Et inversement, si on nous donne un entier $n$, il "suffira" de le décomposer en ses facteurs premiers. Alors, soit tous les nombres premiers jusqu'à $p_k$ apparaissent dans la décomposition, par exemple

$$n= 2^7\cdot 3^{512} \cdot 5^{512}$$

où apparaissent 2,3, et 5, et donc tous les nombres premiers jusqu'à 5 apparaissent; soit il en manque, par exemple

$$n=3^4 \cdot 7^2$$

où il "manque" 2 et 5. Dans le premier cas, $n$ représente une formule, en l'occurence $0 = 0$; dans le second, ce n'est pas le cas (sinon, le premier symbole de cette formule donnerait un $2^{\text{quelque chose}}$ au début de la décomposition de $n$, donc il ne peut pas ne pas y avoir 2).

Ce système donne très vite de très, TRES grands nombres: par exemple, la formule "$\neg 0=S0$" est encodée par

$$\begin{align} [\neg 0=S0] &= [1,[0=S0]]=2\cdot 3^{[0=S0]} = 2\cdot 3^{[7,[0], [S0]]} = 2\cdot 3^{[7,2^9, 2^{11}\cdot 3^{2^9}]}\\ &=2 \cdot 3^{2^7\cdot 3^{2^9}\cdot 5^{2^{11}\cdot 3^{2^9}}} \end{align} $$

Ensembles représentables

Mais la question n'est pas tant de savoir si nous pouvons reconnaître et décoder les entiers représentant des formules, que de savoir si notre système d'axiome le peut. Autrement dit, peut-on déduire des axiomes de $N$ qu'un entier donné, $\overline{127084807452960000000} $ par exemple, appartient à l'ensemble des entiers codant une formule ?

Cette question nous amène à considérer les ensembles d'entiers, et à nous demander lesquels $N$ "reconnaît". On les appellera des ensembles "représentables". Plus précisément, un ensemble $E\subset \mathbb N$ est représentable s'il existe une formule $\phi$ de $\mathcal L_{NT}$ telle que:

$$\begin{cases} \forall a \in E,&\ N\vdash \phi(\overline{a}) \\ \forall b \notin E,&\ N\vdash \neg \phi(\overline{b}) \end{cases}$$

Autrement dit, la formule $\phi(\bar a)$ est démontrable à partir des axiomes de $N$ si l'entier $a$ est bien dans l'ensemble $E$, et réfutable dans le cas contraire.

L'équivalent sémantique, ce sont les ensembles dont on sait "parler": on les appellera les ensembles définissables. Plus précisément, un sous-ensemble $E$ de $\mathbb N$ est définissable s'il existe une formule $\phi$ de $\mathcal L_{NT}$ telle que:

$$\begin{cases} \forall a \in E,&\ \mathfrak N\vDash \phi(\overline{a}) \\ \forall b \notin E,&\mathfrak N\nvDash \neg \phi(\overline{b}) \end{cases}$$

En particulier, tous les ensembles représentables sont définissables, par la formule qui les représente. En revanche, l'inverse n'est pas vrai en général. La question se pose donc: quels ensembles définissables sont aussi représentables ? Et ceci nous ramène à la distinction entre propositions vraies et propositions démontrables à partir de $N$, et aux $\Sigma, \Pi$ et $\Delta$-formules introduites un peu plus haut.

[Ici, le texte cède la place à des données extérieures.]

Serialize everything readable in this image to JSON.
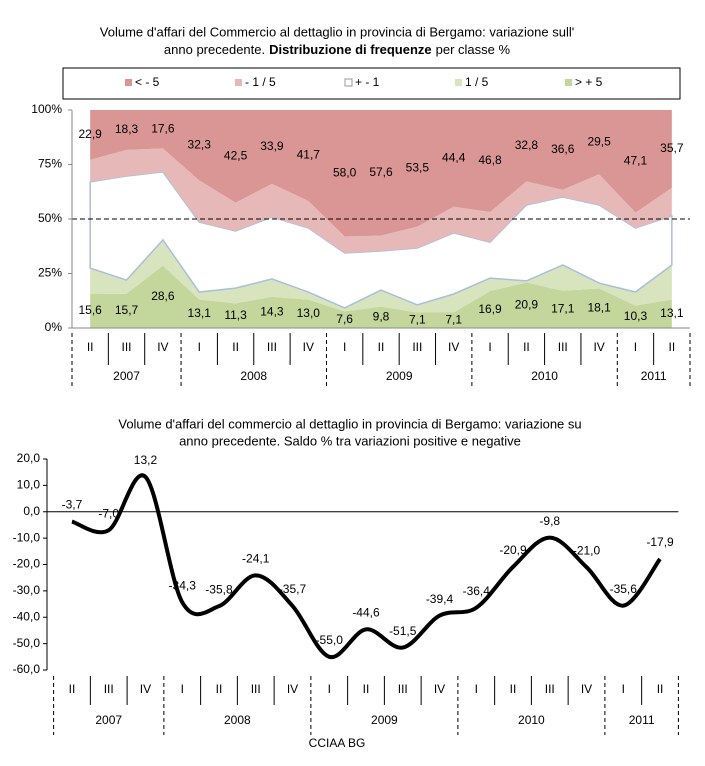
{
  "chart_data": [
    {
      "type": "area",
      "stacked": true,
      "title": [
        "Volume d'affari del Commercio  al dettaglio  in provincia di Bergamo:  variazione  sull'",
        "anno precedente.",
        "Distribuzione di frequenze",
        "per classe  %"
      ],
      "groups": [
        {
          "label": "2007",
          "categories": [
            "II",
            "III",
            "IV"
          ]
        },
        {
          "label": "2008",
          "categories": [
            "I",
            "II",
            "III",
            "IV"
          ]
        },
        {
          "label": "2009",
          "categories": [
            "I",
            "II",
            "III",
            "IV"
          ]
        },
        {
          "label": "2010",
          "categories": [
            "I",
            "II",
            "III",
            "IV"
          ]
        },
        {
          "label": "2011",
          "categories": [
            "I",
            "II"
          ]
        }
      ],
      "series": [
        {
          "name": "< - 5",
          "color": "#d99694",
          "values": [
            22.9,
            18.3,
            17.6,
            32.3,
            42.5,
            33.9,
            41.7,
            58.0,
            57.6,
            53.5,
            44.4,
            46.8,
            32.8,
            36.6,
            29.5,
            47.1,
            35.7
          ],
          "value_labels": [
            "22,9",
            "18,3",
            "17,6",
            "32,3",
            "42,5",
            "33,9",
            "41,7",
            "58,0",
            "57,6",
            "53,5",
            "44,4",
            "46,8",
            "32,8",
            "36,6",
            "29,5",
            "47,1",
            "35,7"
          ]
        },
        {
          "name": "- 1 / 5",
          "color": "#e6b9b8",
          "values": [
            10.1,
            12.0,
            10.8,
            19.1,
            13.0,
            15.2,
            12.4,
            7.6,
            7.1,
            9.8,
            12.0,
            13.8,
            10.8,
            3.3,
            14.1,
            7.0,
            12.9
          ]
        },
        {
          "name": "+ - 1",
          "color": "#ffffff",
          "values": [
            39.5,
            47.7,
            31.2,
            32.1,
            26.2,
            28.4,
            29.4,
            25.2,
            17.9,
            26.1,
            28.0,
            16.5,
            34.8,
            31.2,
            35.8,
            29.4,
            22.5
          ]
        },
        {
          "name": "1 / 5",
          "color": "#d7e4bd",
          "values": [
            11.9,
            6.3,
            11.8,
            3.4,
            7.0,
            8.2,
            3.5,
            1.6,
            7.6,
            3.5,
            8.5,
            6.0,
            0.7,
            11.8,
            2.5,
            6.2,
            15.8
          ]
        },
        {
          "name": "> + 5",
          "color": "#c3d69b",
          "values": [
            15.6,
            15.7,
            28.6,
            13.1,
            11.3,
            14.3,
            13.0,
            7.6,
            9.8,
            7.1,
            7.1,
            16.9,
            20.9,
            17.1,
            18.1,
            10.3,
            13.1
          ],
          "value_labels": [
            "15,6",
            "15,7",
            "28,6",
            "13,1",
            "11,3",
            "14,3",
            "13,0",
            "7,6",
            "9,8",
            "7,1",
            "7,1",
            "16,9",
            "20,9",
            "17,1",
            "18,1",
            "10,3",
            "13,1"
          ]
        }
      ],
      "ylim": [
        0,
        100
      ],
      "yticks": [
        {
          "value": 0,
          "label": "0%"
        },
        {
          "value": 25,
          "label": "25%"
        },
        {
          "value": 50,
          "label": "50%"
        },
        {
          "value": 75,
          "label": "75%"
        },
        {
          "value": 100,
          "label": "100%"
        }
      ],
      "reference_line": 50,
      "legend": "top"
    },
    {
      "type": "line",
      "title": [
        "Volume d'affari del commercio al dettaglio  in provincia di Bergamo: variazione su",
        "anno precedente. Saldo % tra variazioni positive e negative"
      ],
      "groups": [
        {
          "label": "2007",
          "categories": [
            "II",
            "III",
            "IV"
          ]
        },
        {
          "label": "2008",
          "categories": [
            "I",
            "II",
            "III",
            "IV"
          ]
        },
        {
          "label": "2009",
          "categories": [
            "I",
            "II",
            "III",
            "IV"
          ]
        },
        {
          "label": "2010",
          "categories": [
            "I",
            "II",
            "III",
            "IV"
          ]
        },
        {
          "label": "2011",
          "categories": [
            "I",
            "II"
          ]
        }
      ],
      "values": [
        -3.7,
        -7.0,
        13.2,
        -34.3,
        -35.8,
        -24.1,
        -35.7,
        -55.0,
        -44.6,
        -51.5,
        -39.4,
        -36.4,
        -20.9,
        -9.8,
        -21.0,
        -35.6,
        -17.9
      ],
      "value_labels": [
        "-3,7",
        "-7,0",
        "13,2",
        "-34,3",
        "-35,8",
        "-24,1",
        "-35,7",
        "-55,0",
        "-44,6",
        "-51,5",
        "-39,4",
        "-36,4",
        "-20,9",
        "-9,8",
        "-21,0",
        "-35,6",
        "-17,9"
      ],
      "color": "#000000",
      "ylim": [
        -60,
        20
      ],
      "yticks": [
        {
          "value": -60,
          "label": "-60,0"
        },
        {
          "value": -50,
          "label": "-50,0"
        },
        {
          "value": -40,
          "label": "-40,0"
        },
        {
          "value": -30,
          "label": "-30,0"
        },
        {
          "value": -20,
          "label": "-20,0"
        },
        {
          "value": -10,
          "label": "-10,0"
        },
        {
          "value": 0,
          "label": "0,0"
        },
        {
          "value": 10,
          "label": "10,0"
        },
        {
          "value": 20,
          "label": "20,0"
        }
      ],
      "source": "CCIAA BG"
    }
  ]
}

Une étape importante de la preuve consiste à prouver que $N$ est assez puissant pour démontrer toutes les $\Sigma$-formules vraies: dit plus "rigoureusement", si $\phi(x)$ est une $\Sigma$-formule, dépendant de variables $x=(x_{i_1}\dots x_{i_k})$, et si $t=(t_{i_1}\dots t_{i_k})$, alors, si $\mathfrak N \vDash \phi(t)$, $N \vdash \phi(t)$.

La définition des $\Sigma$-formules étant inductive, on prouve ce résultat par induction sur le nombre d'étapes utilisées pour construire $\phi$ à partir de formules atomiques (ce type de preuve a été massivement utilisé dans l'épisode précédent). Quant aux formules atomiques, qui sont de la forme $x_1 < x_{38}$ ou encore $S0 + S0 = SS0$, on les traite individuellement à partir des axiomes de $N$.

En particulier, toutes les formules ne faisant intervenir que des quantificateurs bornés (les $\Delta$-formules) sont démontrables dès lors qu'elles sont vraies. Comme la négation d'une $\Delta$-formule est aussi une $\Delta$-formule, on en déduit que non seulement les $\Delta$-formules vraies sont démontrables, mais de plus, les $\Delta$-formules fausses sont réfutables: si $\mathfrak N \vDash \neg \phi(t)$, alors $N \vdash \neg \phi(t)$.

En particulier, pour revenir aux ensembles dont $N$ peut déterminer les membres, si $E$ est défini (au sens de définissable, comme ci-dessus) par une $\Delta$-formule, alors il est représentable.

Puisque les $\Delta$-formules, et leurs quantificateurs bornés, sont décidément très sympathiques, il va s'avérer crucial de trouver des bornes. Par exemple, supposons que l'on veuille décrire les entiers pairs. La première formule qui vient à l'esprit pour affirmer que $x$ est pair serait

$$\phi(x):\ \exists y,\ x=y+y$$

C'est une $\Sigma$-formule, ce qui est déjà pas mal; mais on peut faire mieux en observant que $y$ est forcément plus petit que $x$, donc $\phi(x)$ est équivalente à:

$$\text{EstPair}(x):\ \exists y\leq x,\ x=y+y$$

qui nous donne une $\Delta$-formule définissant l'ensemble des entiers pairs. On peut de même définir des $\Delta$-formules qui reconnaissent les entiers pairs, ou encore une $\Delta$-formule PremiersSuccessifs$(x,y)$ qui reconnaît les paires d'entiers premiers consécutifs $(x,y)$ ou EstDivisible$(x,y)$ qui est vraie si $x$ divise $y$.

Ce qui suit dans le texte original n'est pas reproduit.